The black gate in the belly of the monster—had she entered a thing with a life of its own? Her thoughts squirmed away from that—even in this country of strangeness and hallucinations such a thing could not be true.

She sat fully up in the dark and with her hands explored her whole body. The last remnants of the illbane wrappings were gone from her feet, but at her belt, snug in its own sheath was the long-bladed knife which was a part of all the clothing of a Valley dweller. She edged that out of its covering now, afraid of dropping it in this thick dark and losing her only weapon since it seemed that the power of the stone had deserted her.
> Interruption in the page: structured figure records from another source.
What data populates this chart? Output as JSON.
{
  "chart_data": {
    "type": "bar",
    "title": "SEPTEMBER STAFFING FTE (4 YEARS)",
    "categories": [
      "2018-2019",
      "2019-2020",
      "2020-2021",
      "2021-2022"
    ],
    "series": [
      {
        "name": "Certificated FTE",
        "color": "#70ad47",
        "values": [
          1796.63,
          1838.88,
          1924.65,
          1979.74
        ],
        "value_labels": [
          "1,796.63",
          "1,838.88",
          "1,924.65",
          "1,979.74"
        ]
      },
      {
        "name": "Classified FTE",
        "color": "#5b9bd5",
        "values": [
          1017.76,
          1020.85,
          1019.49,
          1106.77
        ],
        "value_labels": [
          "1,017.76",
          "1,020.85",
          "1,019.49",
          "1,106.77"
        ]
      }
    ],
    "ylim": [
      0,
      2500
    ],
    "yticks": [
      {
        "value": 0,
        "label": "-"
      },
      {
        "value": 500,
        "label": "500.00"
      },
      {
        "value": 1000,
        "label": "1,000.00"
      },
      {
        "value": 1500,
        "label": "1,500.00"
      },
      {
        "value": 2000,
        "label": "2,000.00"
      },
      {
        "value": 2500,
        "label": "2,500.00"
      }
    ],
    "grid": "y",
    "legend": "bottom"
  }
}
Kelsie did not try to stand up. Keeping the knife ready she used her hand as a sweep before her. Always at the back of her mind was the fear that she was in truth blind and that her movements might well be under observation by those who had arranged her capture. Yet she could not remain huddled where she was awaiting some unknown attack.

There was the faint grating sound as her knife swept across the stone and that broke somehow the pattern of the beating which seemed to grow stronger the more she moved. Suddenly her hand stubbed against an obstruction of some sort and she quickly felt a barrier of stone as high as she could reach and as far as her arms on either side could stretch.

Now she did pull herself to her feet, running fingers along that wall as she arose. Where the floor had been cold, slime-dotted and forbidding, this wall differed in that there was a warmth to the stone the higher she reached—and it extended tar above her head even when she stood on tiptoe.

The vibration which had reached her through the floor was more apparent here and she thought that somehow her own heart responded in beat to match that rhythm.

Now she began to move cautiously to her right. Feeling outward with the toe of one boot before she took any step with her weight upon it, running her fingers as a guide along the wall. The steady inpush of the dark around her made her doubly unsure of herself and she tested again and again her blind impression of what lay around her.

Then her hand slipped from the stone into open space—a door? She turned slowly with as much caution as she could summon. The flooring seemed secure enough. With knife she probed to her right and both heard and felt the touch of the blade to another obstruction. So—a door. Yet there was still no light to give her any help and she would have to travel anyway ahead with the same caution she had used before. Perhaps it would be better to explore the rest of the room before she attempted to use this other opening which might lead only to worse entrapment.

She sidled past that open space and once more encountered a wall under her touch. Now she began to count and was still counting when she discovered a sharp corner and changed her way to skirt a new wall. Three paces farther on was another opening and from that came a puff of air. Not the clean, lung cleansing breeze one could find in the outer world—this was moist and carried in it the stench of decay. Clearly NOT a way to follow.